What a peaceful and joyful day! We have changed our hour of meditation to quarter of six in the morning, now that Spring is here and it is wonderful to get up in the early light, feed the baby goats and then spend that quiet hour before Mass in our beautiful barn chapel. Now at ten, Irene and Ruth are out in the field putting in onion sets, a long and arduous job. John is cutting up potatoes with the help of Stanley’s brother, Walter; Stanley is running off cards on his press; Hans is working at fencing, Joe at electrical work in the big room in the attic which now has two immense dormer windows in it; Duncan is making dinner, and Father and Joe Connell are downtown shopping and seeing about repairs for the car.
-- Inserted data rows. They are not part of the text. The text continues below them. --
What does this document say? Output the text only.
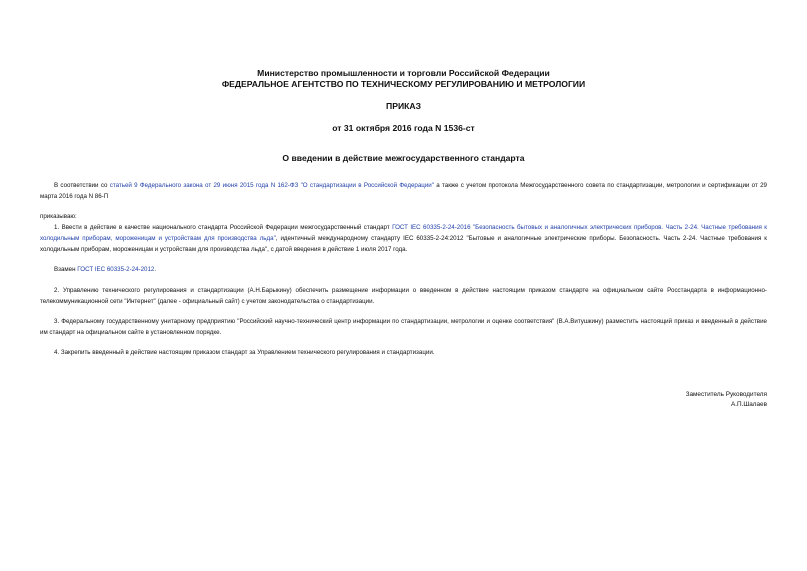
Министерство промышленности и торговли Российской Федерации
ФЕДЕРАЛЬНОЕ АГЕНТСТВО ПО ТЕХНИЧЕСКОМУ РЕГУЛИРОВАНИЮ И МЕТРОЛОГИИ
ПРИКАЗ
от 31 октября 2016 года N 1536-ст
О введении в действие межгосударственного стандарта
В соответствии со статьей 9 Федерального закона от 29 июня 2015 года N 162-ФЗ "О стандартизации в Российской Федерации" а также с учетом протокола Межгосударственного совета по стандартизации, метрологии и сертификации от 29 марта 2016 года N 86-П
приказываю:
1. Ввести в действие в качестве национального стандарта Российской Федерации межгосударственный стандарт ГОСТ IEC 60335-2-24-2016 "Безопасность бытовых и аналогичных электрических приборов. Часть 2-24. Частные требования к холодильным приборам, мороженицам и устройствам для производства льда", идентичный международному стандарту IEC 60335-2-24:2012 "Бытовые и аналогичные электрические приборы. Безопасность. Часть 2-24. Частные требования к холодильным приборам, мороженицам и устройствам для производства льда", с датой введения в действие 1 июля 2017 года.
Взамен ГОСТ IEC 60335-2-24-2012.
2. Управлению технического регулирования и стандартизации (А.Н.Барыкину) обеспечить размещение информации о введенном в действие настоящим приказом стандарте на официальном сайте Росстандарта в информационно-телекоммуникационной сети "Интернет" (далее - официальный сайт) с учетом законодательства о стандартизации.
3. Федеральному государственному унитарному предприятию "Российский научно-технический центр информации по стандартизации, метрологии и оценке соответствия" (В.А.Витушкину) разместить настоящий приказ и введенный в действие им стандарт на официальном сайте в установленном порядке.
4. Закрепить введенный в действие настоящим приказом стандарт за Управлением технического регулирования и стандартизации.
Заместитель Руководителя
А.П.Шалаев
Father is interested in painting, and the stone house is all newly whitewashed. Our family at the retreat house numbers fifteen, and as I write I see a shirt-sleeved man carrying a suitcase trudging up the road, and this morning a cab drove up with a young, colored girl come to visit us for a while. And so it goes here, people coming and going, many visitors, many readers of the paper coming to discuss ideas. Never was there such a paper as THE CATHOLIC WORKER, I am sure! Do the readers of the Commonweal, America, Nation, New Republic, Common Sense, come to spend weeks, and by the hundreds, at that? It is not only the farm with its retreat house that receives such constant visitors. There were two hundred and fifty retreatants last year. No, it is also in the city, at the House of Hospitality. Peter Maurin started many people on pilgrimages when he began talking about Houses of Hospitality and Agronomic Universities fifteen years ago.

Retreat

The Spring retreat will begin Sunday night or Monday, April 22, and continue through the week. Please let us know if you are coming so that we will have a general idea of how many to prepare for.

Maryfarm is two and a half miles south of Easton, Pennsylvania, and can be reached by Lehigh Valley from Pennsylvania station, New York, and by many bus lines. The trip takes an hour and three-quarters and the fare is three dollars and eighty cents a round trip, either by bus or by train. When you reach Easton either take a cab, if you have a dollar, or telephone Easton 9479 and if the 1935 Ford station wagon is working, we will pick you up.